Retour à Séoul, de quoi ça parle ?

Sur un coup de tête, Freddie, 25 ans, retourne pour la première fois en Corée du Sud, où elle est née. La jeune femme se lance avec fougue à la recherche de ses origines dans ce pays qui lui est étranger, faisant basculer sa vie dans des directions nouvelles et inattendues.

Madmoizelle. Vous expliquez que vous ne vous considérez pas comme une actrice professionnelle mais comme une artiste plasticienne. Pouvez-vous nous parler de votre parcours et de ce qui vous a menée à ce film ?

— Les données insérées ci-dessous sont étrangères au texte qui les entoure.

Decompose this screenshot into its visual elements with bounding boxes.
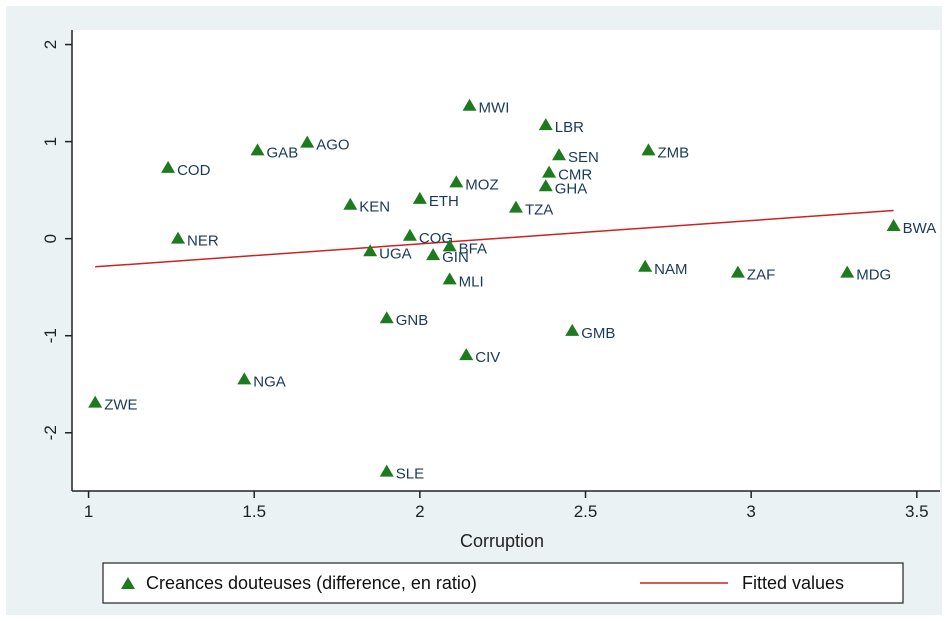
x-tick-label: 1 [84,502,93,521]
data-point-triangle [88,395,103,408]
point-label-eth: ETH [429,193,459,210]
data-point-triangle [363,244,378,257]
data-point-triangle [426,248,441,261]
point-label-gin: GIN [442,249,469,266]
point-label-gnb: GNB [396,312,429,329]
point-label-uga: UGA [379,245,412,262]
point-label-sle: SLE [396,466,424,483]
y-tick-label: 2 [41,40,60,49]
x-tick-label: 3 [746,502,755,521]
data-point-triangle [449,175,464,188]
point-label-civ: CIV [475,349,500,366]
data-point-triangle [462,98,477,111]
point-label-zmb: ZMB [657,144,689,161]
x-tick-label: 3.5 [905,502,929,521]
point-label-ner: NER [187,233,219,250]
data-point-triangle [237,372,252,385]
fitted-values-line [95,209,894,268]
x-tick-label: 2.5 [574,502,598,521]
point-label-moz: MOZ [465,176,498,193]
data-point-triangle [542,165,557,178]
data-point-triangle [641,143,656,156]
fitted-line-layer [95,209,894,268]
plot-area [72,30,940,491]
point-label-gha: GHA [555,180,588,197]
point-label-zaf: ZAF [747,267,775,284]
point-label-zwe: ZWE [104,397,137,414]
point-label-bwa: BWA [903,220,937,237]
point-label-nam: NAM [654,261,687,278]
legend-box [102,562,904,604]
y-tick-label: -2 [41,425,60,440]
point-label-tza: TZA [525,202,553,219]
x-tick-label: 1.5 [242,502,266,521]
legend-label-series-1: Creances douteuses (difference, en ratio… [146,573,477,593]
point-label-cmr: CMR [558,167,592,184]
y-tick-label: 1 [41,137,60,146]
point-label-ago: AGO [316,137,349,154]
y-tick-label: -1 [41,328,60,343]
data-point-triangle [300,135,315,148]
legend-label-series-2: Fitted values [742,573,844,593]
point-label-cog: COG [419,230,453,247]
data-point-triangle [379,464,394,477]
point-label-mdg: MDG [856,267,891,284]
point-label-gmb: GMB [581,325,615,342]
data-point-triangle [538,179,553,192]
data-point-triangle [171,231,186,244]
data-point-triangle [638,259,653,272]
x-tick-label: 2 [415,502,424,521]
data-point-triangle [442,239,457,252]
data-point-triangle [459,348,474,361]
legend-triangle-icon [121,577,135,589]
point-label-sen: SEN [568,149,599,166]
data-point-triangle [886,219,901,232]
data-point-triangle [730,265,745,278]
point-label-ken: KEN [359,199,390,216]
point-label-cod: COD [177,162,211,179]
data-point-triangle [508,200,523,213]
point-label-nga: NGA [253,373,286,390]
y-tick-label: 0 [41,234,60,243]
data-point-triangle [402,228,417,241]
x-axis-title: Corruption [460,531,544,551]
data-point-triangle [250,143,265,156]
data-point-triangle [442,272,457,285]
legend: Creances douteuses (difference, en ratio… [102,562,904,604]
data-point-triangle [552,148,567,161]
points-layer: MWI LBR AGO GAB ZMB SEN COD CMR MOZ GHA ETH KEN TZA B… [88,98,937,483]
x-axis-ticks: 1 1.5 2 2.5 3 3.5 [84,491,929,521]
data-point-triangle [343,197,358,210]
point-label-gab: GAB [267,144,299,161]
point-label-mwi: MWI [479,100,510,117]
data-point-triangle [840,265,855,278]
data-point-triangle [379,311,394,324]
point-label-bfa: BFA [459,240,487,257]
y-axis-ticks: -2 -1 0 1 2 [41,40,72,440]
data-point-triangle [161,160,176,173]
point-label-mli: MLI [459,273,484,290]
data-point-triangle [538,118,553,131]
data-point-triangle [565,323,580,336]
point-label-lbr: LBR [555,119,584,136]
data-point-triangle [412,191,427,204]
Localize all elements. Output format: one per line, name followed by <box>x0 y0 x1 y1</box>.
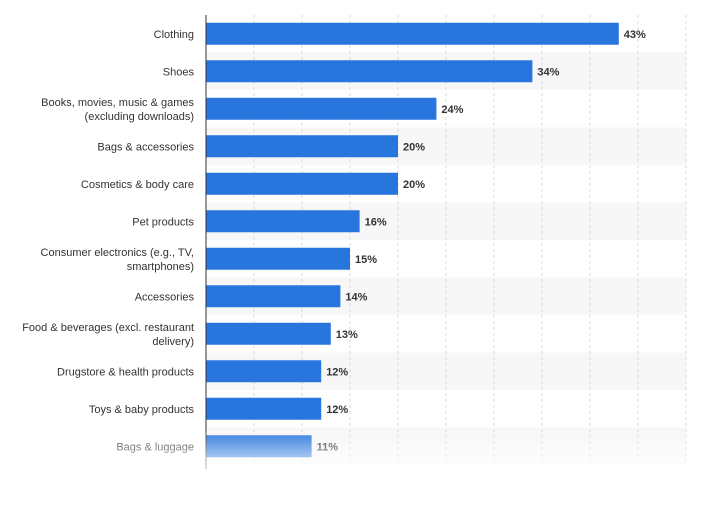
category-label: Consumer electronics (e.g., TV, smartphon… <box>41 247 194 273</box>
bar <box>206 97 437 120</box>
category-label-line: Drugstore & health products <box>57 366 194 378</box>
bar <box>206 172 398 195</box>
value-label: 14% <box>345 291 367 303</box>
category-label: Food & beverages (excl. restaurant delive… <box>22 322 194 348</box>
value-label: 20% <box>403 179 425 191</box>
category-label-line: Accessories <box>135 291 195 303</box>
value-label: 11% <box>317 441 339 453</box>
value-label: 34% <box>537 66 559 78</box>
category-labels: Clothing Shoes Books, movies, music & game… <box>22 29 194 454</box>
category-label-line: Pet products <box>132 216 194 228</box>
bar <box>206 210 360 233</box>
value-label: 15% <box>355 254 377 266</box>
category-label: Cosmetics & body care <box>81 179 194 191</box>
bar <box>206 322 331 345</box>
value-label: 12% <box>326 366 348 378</box>
category-label-line: Cosmetics & body care <box>81 179 194 191</box>
category-label-line: (excluding downloads) <box>85 111 194 123</box>
category-label: Clothing <box>154 29 194 41</box>
category-label-line: Toys & baby products <box>89 404 195 416</box>
category-label-line: Shoes <box>163 66 195 78</box>
category-label-line: Books, movies, music & games <box>41 97 194 109</box>
category-label: Books, movies, music & games (excluding d… <box>41 97 194 123</box>
category-label: Bags & accessories <box>97 141 194 153</box>
value-label: 20% <box>403 141 425 153</box>
value-label: 13% <box>336 329 358 341</box>
bar <box>206 22 619 45</box>
bar <box>206 135 398 158</box>
category-label: Toys & baby products <box>89 404 195 416</box>
value-label: 12% <box>326 404 348 416</box>
category-label: Accessories <box>135 291 195 303</box>
bar <box>206 360 322 383</box>
value-labels: 43% 34% 24% 20% 20% 16% 15% 14% 13% 12% 12% 11% <box>317 29 646 454</box>
category-label-line: delivery) <box>152 336 194 348</box>
category-label-line: Bags & luggage <box>116 441 194 453</box>
gridlines <box>253 15 687 465</box>
bar <box>206 247 350 270</box>
category-label-line: smartphones) <box>127 261 194 273</box>
bar <box>206 60 533 83</box>
category-label-line: Clothing <box>154 29 194 41</box>
category-label: Shoes <box>163 66 195 78</box>
bar <box>206 435 312 458</box>
value-label: 16% <box>365 216 387 228</box>
category-label: Drugstore & health products <box>57 366 194 378</box>
category-label-line: Bags & accessories <box>97 141 194 153</box>
value-label: 43% <box>624 29 646 41</box>
category-label-line: Consumer electronics (e.g., TV, <box>41 247 194 259</box>
bar <box>206 397 322 420</box>
category-label: Bags & luggage <box>116 441 194 453</box>
category-label-line: Food & beverages (excl. restaurant <box>22 322 194 334</box>
bar <box>206 285 341 308</box>
value-label: 24% <box>441 104 463 116</box>
category-label: Pet products <box>132 216 194 228</box>
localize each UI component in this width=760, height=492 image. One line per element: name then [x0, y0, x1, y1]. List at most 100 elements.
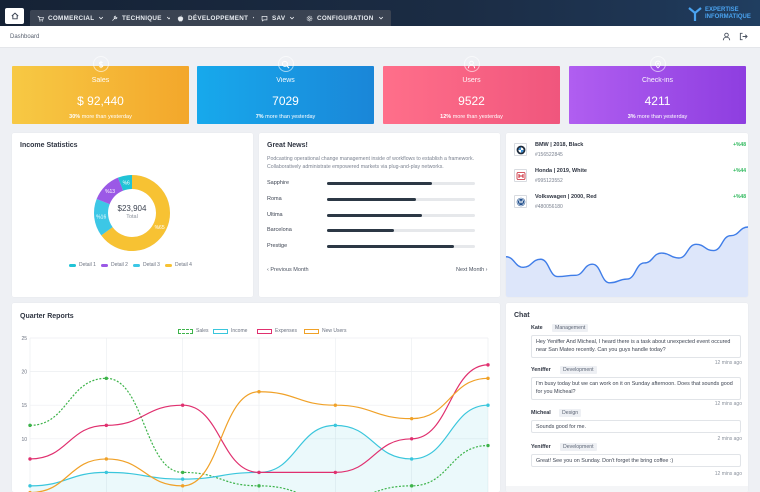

Park Ji-min. Je suis née en Corée et je suis arrivée en France à l’âge de 9 ans, où j’ai fait une école d’art. Après l’obtention de mon diplôme, j’ai commencé ma carrière de jeune artiste, en faisant des expos, des résidences étudiantes. J’ai rencontré le réalisateur Davy Chou par un ami commun, dont je suis très proche. Ils se sont rencontrés au Festival de films de Locarno en 2019, et Davy lui a parlé de son projet. Cet ami est d’origine coréenne, adopté par une famille française, donc c’est une histoire qui le touche.

Je suis très heureuse en tant qu’artiste plasticienne, si bien qu’au début, je n’avais pas spécialement envie de jouer dans le film. Jouer dans un film n’a jamais été un rêve ni même une envie pour moi.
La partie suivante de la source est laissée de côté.